Now although I am a woman, I have no tolerance for tears.  (I think my mom roughened me up)  I understand why they come, but I still believe they do not belong in work or workplace settings.

Let’s start with getting to the bottom of why this emotion comes and why, especially with women, it so often results in tears.

I think that most of us care about the work that we do.  We put time, effort, and passion into it.  The more passionate you get about something, the more your emotions become intertwined.  When someone starts to challenge your direction, your opinion, the way you have approached a problem/solution you start putting up your defensive.  Depending on how the question are being asked, that defense can come up hard and strong.  As the questioning continues, your brain races to pull up facts to defend your position.  Unfortunately, if it is something you have poured hours and passion into, the brain reaches for data intertwined with emotions.  You feel your face start to flush and your adrenaline pump.

At that very moment, it is critical to remind yourself to separate those emotions from the rest of the situation.  You have to control that inner voice and tell yourself- “it’s just work, it’s not me being questioned, remain objective, breathe”.

This is the exact moment that most women struggle.  I think that on average, men put in as much effort, time, and passion into their work as women.  I also believe that they can be equally hurt and defensive when someone comes down hard on their ideas and output.  So why do women end up crying much more than men?  I think there are two reasons.

First, men are trained from a very early age to control their crying.  Because of the social norms that “real men don’t cry”, most guys learn in elementary school not to cry in front of anyone.  They hold it inside, if not always, at least long enough to make it to a secluded location.  I think if women had the same social norms, we wouldn’t be seen crying nearly as much at work.

Second, men and women’s brains are wired slightly differently.   I think that women’s thoughts and memories are connected to emotions in a way that looks like a big ball of twine.  As we dig through our memories for that “back-up data”, it drudges up any emotions that were present when the data went in the first time.  Think about arguments you have with your significant other.  You may be complaining about him leaving his dishes out, which them makes you think about the time he left out all the pots from cooking and you had spend the whole day cleaning the house and were exhausted and upset at yet another mess, then you think about another time you were out running errands and asked him to do one things for you- run the dishwasher, and he didn’t and you complained that he expected you to do too much.  So now, as you tell your significant other to pick up his dishes, you start feeling exhausted and get riled up about how he is not pulling his fair share of chore duties.  Suddenly, you’re accused of making a big deal out of nothing.  Our brains work this way, men’s don’t.

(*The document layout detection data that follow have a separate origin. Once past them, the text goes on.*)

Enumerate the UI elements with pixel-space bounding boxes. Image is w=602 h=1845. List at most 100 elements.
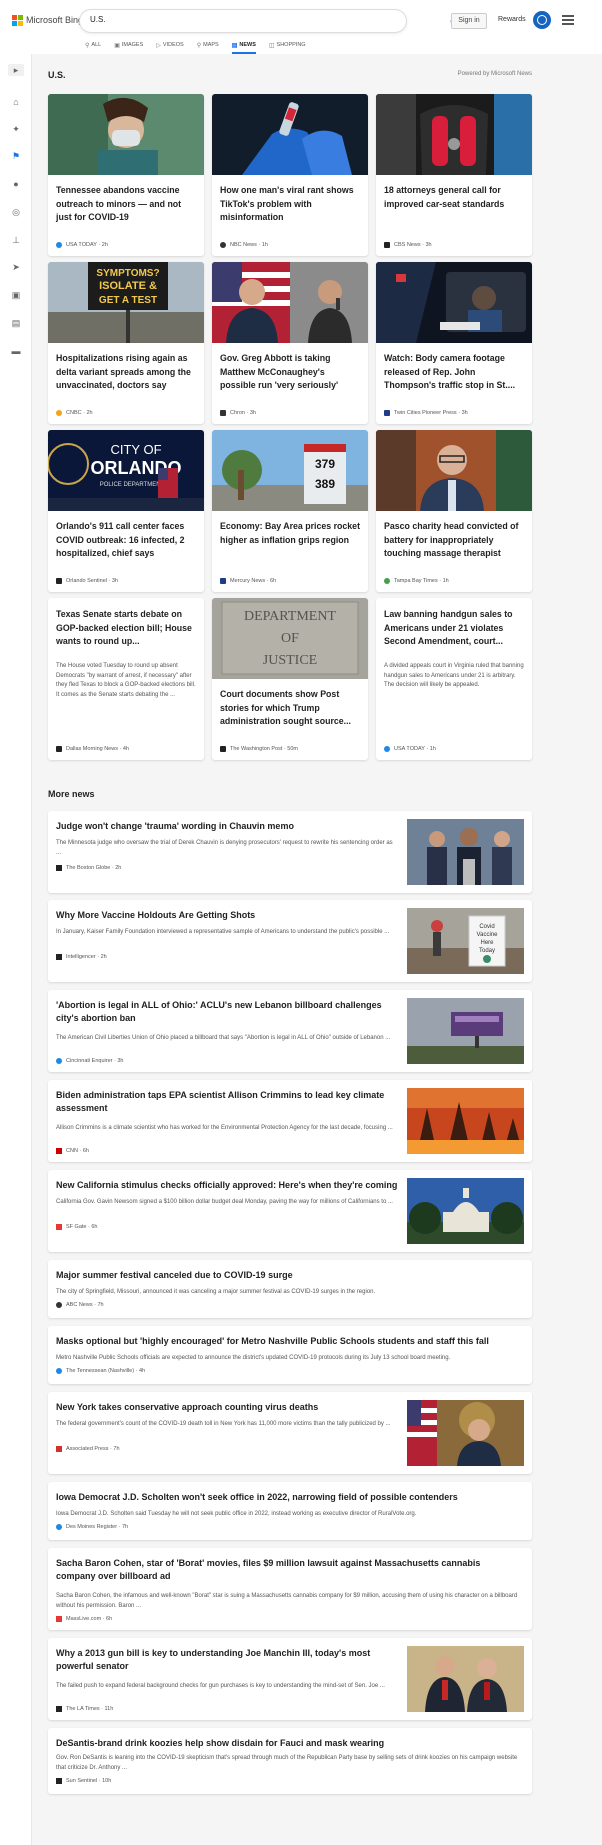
list-item-title[interactable]: Sacha Baron Cohen, star of 'Borat' movie… — [56, 1557, 521, 1583]
list-item-source: MassLive.com · 6h — [56, 1616, 112, 1622]
article-image: SYMPTOMS? ISOLATE & GET A TEST — [48, 262, 204, 343]
list-item-title[interactable]: Major summer festival canceled due to CO… — [56, 1269, 293, 1282]
article-image — [376, 430, 532, 511]
news-card[interactable]: Tennessee abandons vaccine outreach to m… — [48, 94, 204, 256]
card-title[interactable]: Law banning handgun sales to Americans u… — [384, 608, 524, 649]
article-image — [212, 262, 368, 343]
news-card[interactable]: Law banning handgun sales to Americans u… — [376, 598, 532, 760]
news-card[interactable]: Pasco charity head convicted of battery … — [376, 430, 532, 592]
sign-in-button[interactable]: Sign in — [451, 13, 487, 29]
card-source: USA TODAY · 2h — [56, 242, 108, 248]
city-sign-line-1: CITY OF — [110, 442, 161, 457]
globe-icon[interactable]: ◎ — [10, 206, 22, 218]
home-icon[interactable]: ⌂ — [10, 96, 22, 108]
news-card[interactable]: Texas Senate starts debate on GOP-backed… — [48, 598, 204, 760]
bank-icon[interactable]: ▤ — [10, 317, 22, 329]
list-item-title[interactable]: New York takes conservative approach cou… — [56, 1401, 318, 1414]
list-item[interactable]: Sacha Baron Cohen, star of 'Borat' movie… — [48, 1548, 532, 1630]
news-card[interactable]: How one man's viral rant shows TikTok's … — [212, 94, 368, 256]
list-item-title[interactable]: DeSantis-brand drink koozies help show d… — [56, 1737, 384, 1750]
tab-maps[interactable]: ⚲ MAPS — [197, 38, 219, 52]
list-item-title[interactable]: Judge won't change 'trauma' wording in C… — [56, 820, 294, 833]
list-item-snippet: The failed push to expand federal backgr… — [56, 1683, 385, 1689]
source-logo-icon — [56, 578, 62, 584]
list-item[interactable]: Masks optional but 'highly encouraged' f… — [48, 1326, 532, 1384]
crosshair-icon[interactable]: ✦ — [10, 123, 22, 135]
vaccine-sign-line-4: Today — [479, 948, 495, 954]
expand-sidebar-icon[interactable]: ▸ — [8, 64, 24, 76]
card-title[interactable]: Texas Senate starts debate on GOP-backed… — [56, 608, 196, 649]
microscope-icon[interactable]: ⊥ — [10, 234, 22, 246]
card-title[interactable]: Gov. Greg Abbott is taking Matthew McCon… — [220, 352, 360, 393]
list-item[interactable]: Biden administration taps EPA scientist … — [48, 1080, 532, 1162]
flag-icon[interactable]: ⚑ — [10, 150, 22, 162]
gas-price-2: 389 — [315, 477, 335, 491]
doj-inscription-line-3: JUSTICE — [263, 653, 317, 668]
list-item[interactable]: Iowa Democrat J.D. Scholten won't seek o… — [48, 1482, 532, 1540]
map-pin-icon: ⚲ — [196, 42, 202, 49]
list-item-snippet: Sacha Baron Cohen, the infamous and well… — [56, 1593, 518, 1609]
tab-videos[interactable]: ▷ VIDEOS — [156, 38, 183, 52]
card-title[interactable]: Economy: Bay Area prices rocket higher a… — [220, 520, 360, 547]
news-card[interactable]: 379 389 Economy: Bay Area prices rocket … — [212, 430, 368, 592]
list-item[interactable]: DeSantis-brand drink koozies help show d… — [48, 1728, 532, 1794]
source-logo-icon — [56, 1148, 62, 1154]
article-thumbnail — [407, 1088, 524, 1154]
hamburger-menu-icon[interactable] — [562, 15, 574, 25]
powered-by-label[interactable]: Powered by Microsoft News — [458, 71, 532, 77]
car-icon[interactable]: ▬ — [10, 345, 22, 357]
card-title[interactable]: Watch: Body camera footage released of R… — [384, 352, 524, 393]
news-card[interactable]: DEPARTMENT OF JUSTICE Court documents sh… — [212, 598, 368, 760]
card-source: Chron · 3h — [220, 410, 256, 416]
vaccine-sign-line-2: Vaccine — [477, 932, 499, 938]
rocket-icon[interactable]: ➤ — [10, 261, 22, 273]
list-item[interactable]: Why More Vaccine Holdouts Are Getting Sh… — [48, 900, 532, 982]
source-logo-icon — [56, 865, 62, 871]
list-item[interactable]: 'Abortion is legal in ALL of Ohio:' ACLU… — [48, 990, 532, 1072]
list-item-snippet: The federal government's count of the CO… — [56, 1421, 391, 1427]
news-card[interactable]: Gov. Greg Abbott is taking Matthew McCon… — [212, 262, 368, 424]
search-box[interactable] — [80, 10, 478, 32]
list-item[interactable]: Judge won't change 'trauma' wording in C… — [48, 811, 532, 893]
rewards-medal-icon[interactable] — [533, 11, 551, 29]
list-item-title[interactable]: Biden administration taps EPA scientist … — [56, 1089, 401, 1115]
list-item-title[interactable]: Why More Vaccine Holdouts Are Getting Sh… — [56, 909, 255, 922]
source-logo-icon — [56, 1524, 62, 1530]
search-input[interactable] — [90, 15, 340, 24]
card-title[interactable]: Court documents show Post stories for wh… — [220, 688, 360, 729]
film-icon[interactable]: ▣ — [10, 289, 22, 301]
list-item[interactable]: Why a 2013 gun bill is key to understand… — [48, 1638, 532, 1720]
news-card[interactable]: 18 attorneys general call for improved c… — [376, 94, 532, 256]
list-item-title[interactable]: Why a 2013 gun bill is key to understand… — [56, 1647, 401, 1673]
sign-line-1: SYMPTOMS? — [96, 268, 159, 279]
card-title[interactable]: How one man's viral rant shows TikTok's … — [220, 184, 360, 225]
card-title[interactable]: Pasco charity head convicted of battery … — [384, 520, 524, 561]
list-item[interactable]: Major summer festival canceled due to CO… — [48, 1260, 532, 1318]
tab-news[interactable]: ▤ NEWS — [231, 38, 257, 54]
news-card[interactable]: Watch: Body camera footage released of R… — [376, 262, 532, 424]
list-item-title[interactable]: 'Abortion is legal in ALL of Ohio:' ACLU… — [56, 999, 401, 1025]
tab-images[interactable]: ▣ IMAGES — [114, 38, 143, 52]
card-title[interactable]: Orlando's 911 call center faces COVID ou… — [56, 520, 196, 561]
news-icon: ▤ — [231, 42, 238, 49]
more-news-title: More news — [48, 789, 95, 799]
tab-all[interactable]: ⚲ ALL — [85, 38, 101, 52]
news-card[interactable]: SYMPTOMS? ISOLATE & GET A TEST Hospitali… — [48, 262, 204, 424]
list-item[interactable]: New York takes conservative approach cou… — [48, 1392, 532, 1474]
card-source: USA TODAY · 1h — [384, 746, 436, 752]
card-title[interactable]: 18 attorneys general call for improved c… — [384, 184, 524, 211]
list-item-snippet: California Gov. Gavin Newsom signed a $1… — [56, 1199, 393, 1205]
tab-shopping[interactable]: ◫ SHOPPING — [269, 38, 306, 52]
article-image: DEPARTMENT OF JUSTICE — [212, 598, 368, 679]
rewards-link[interactable]: Rewards — [498, 16, 526, 23]
bing-logo[interactable]: Microsoft Bing — [12, 15, 83, 26]
card-title[interactable]: Hospitalizations rising again as delta v… — [56, 352, 196, 393]
map-pin-icon[interactable]: ● — [10, 178, 22, 190]
list-item-title[interactable]: New California stimulus checks officiall… — [56, 1179, 397, 1192]
news-card[interactable]: CITY OF ORLANDO POLICE DEPARTMENT Orland… — [48, 430, 204, 592]
list-item[interactable]: New California stimulus checks officiall… — [48, 1170, 532, 1252]
list-item-title[interactable]: Iowa Democrat J.D. Scholten won't seek o… — [56, 1491, 458, 1504]
card-source: Orlando Sentinel · 3h — [56, 578, 118, 584]
list-item-title[interactable]: Masks optional but 'highly encouraged' f… — [56, 1335, 489, 1348]
card-title[interactable]: Tennessee abandons vaccine outreach to m… — [56, 184, 196, 225]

There is no reason to cry at work.  Not only does it never help you, it makes all the men you work with uncomfortable.  They hate it when women cry because they have no idea what to do to make it better.  It also ruins your credibility- suddenly, you’re known as “emotional”.  A brand you don’t want.

The best way to keep yourself from crying, is to develop a self-awareness.  Train yourself to recognize when the emotions are creeping in.  Train your inner voice to tell you to breath, remain objective, separate out the emotions.  You’ll get much farther defending your ideas.

2 responses to this post.

  1. Posted by kiki on September 20, 2010 at 11:30 am

    I’ve also heard that if you look up, your tear ducts close and you are physically incapable of crying.


  2. I am definitely a crier and it is one of the things I have been trying to work on. A lot of it stems from taking any and all problems that happen at work personally. Unfortunately I’m already known as “emotional” at my current job, but I have been working on training myself to recognize when tears might come. Hopefully, I can utilize this new skill when I take on jobs in the future so that I won’t be pegged as emotional again!